Even as the Taliban try their hand at governance, reports have emerged of severe infighting between the different factions. It appears that Mullah Abdul Ghani Baradar, the moderate face of the militant group, is at the losing end, and the Haqqani Network is emerging as the dominant power.

British magazine The Spectator reported of violent clashes between Baradar and Haqqani Network leader Khalil-ul-Rahman Haqqani in early September, when talks were on over the formation of a government with the chief of Pakistan's Inter-Services Intelligence (ISI) General Faiz Hameed. Baradar was apparently pushing for a more inclusive government that would include ethnic minorities and non-Taliban leaders. In the heat of the ensuing debate, Haqqani reportedly jumped from his chair and began punching Baradar. The brawl drew in the bodyguards of the leaders with alleged firing and “furniture as well as large thermos flasks full of hot green thrown around.”

Baradar disappeared soon after, and emerged in Kandahar. Later, a video was released on the state-run TV network, where Baradar was seen reaffirming his loyalty to the group. The message "looked like a hostage video", The Spectator reported.

The faction in Kandahar is headed by Mullah Mohammed Yaqoob Omari. This faction is steadfastly against the involvement of Pakistan and the ISI in Afghanistan’s domestic affairs. Opposing it is the faction in Kabul, headed by Sirajuddin Haqqani, head of the Haqqani Network, strongly backed by the ISI.

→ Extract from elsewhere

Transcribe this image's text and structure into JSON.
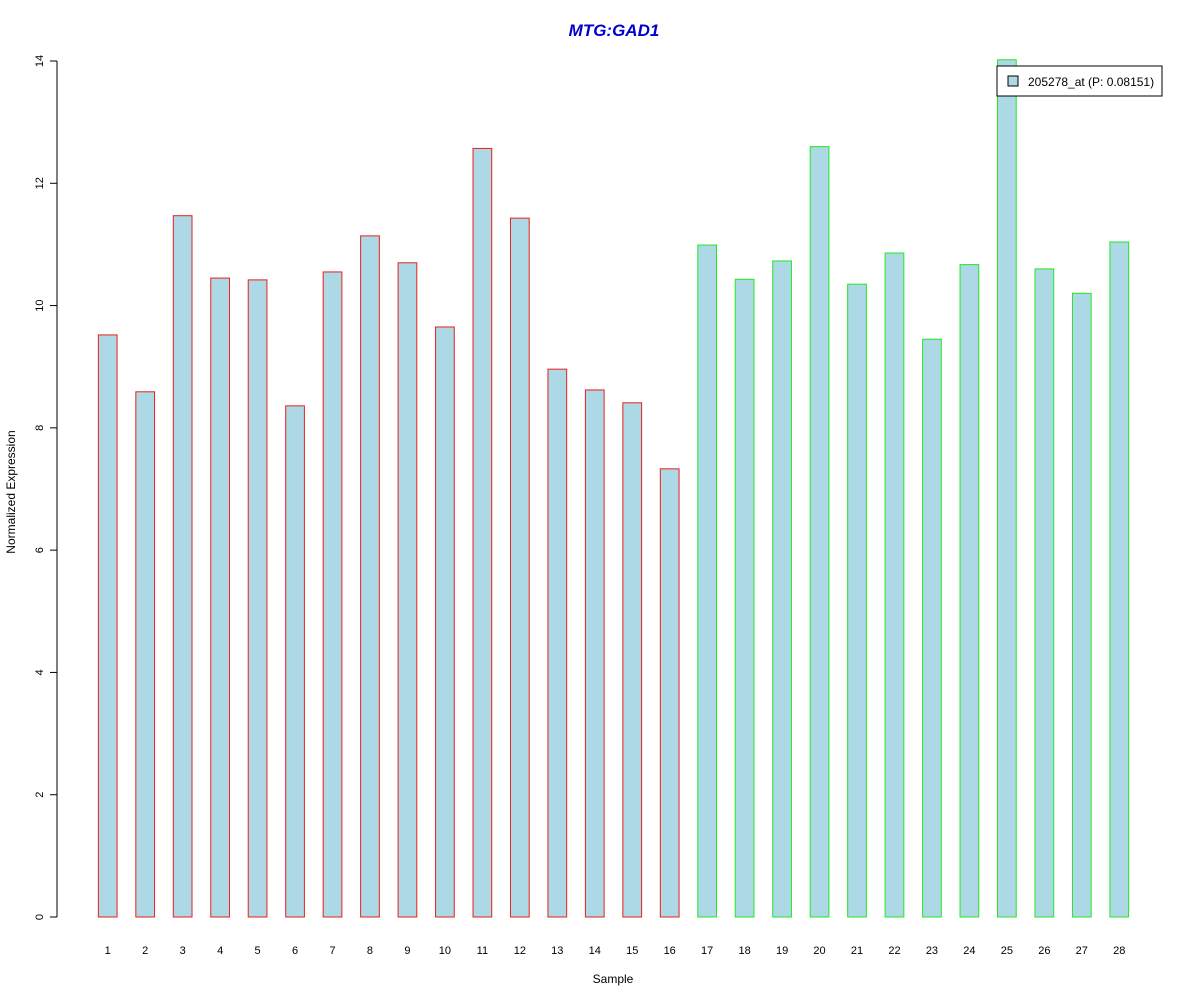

The apparent dominance of the Haqqani Network is concerning. The terror group is ultra-conservative, and insists on bringing about strict Islamic ideologies that provide no dignity to women or other ethnicities. This also stokes fear of the use of Afghani soil for terrorist activities—against India and the world.

With the Haqqani’s Pakistan gains a solid hand in the Afghan affairs. This will not be easy for the country to navigate, as powerful as the position is. The more it entrenches itself into its current role in Afghanistan, the more it jeopardises its global image. The EU is upset with Pakistan for its actions so far. China, its all-weather ally, may be warming up to the Taliban, but it will also draw a line when it comes to terrorism.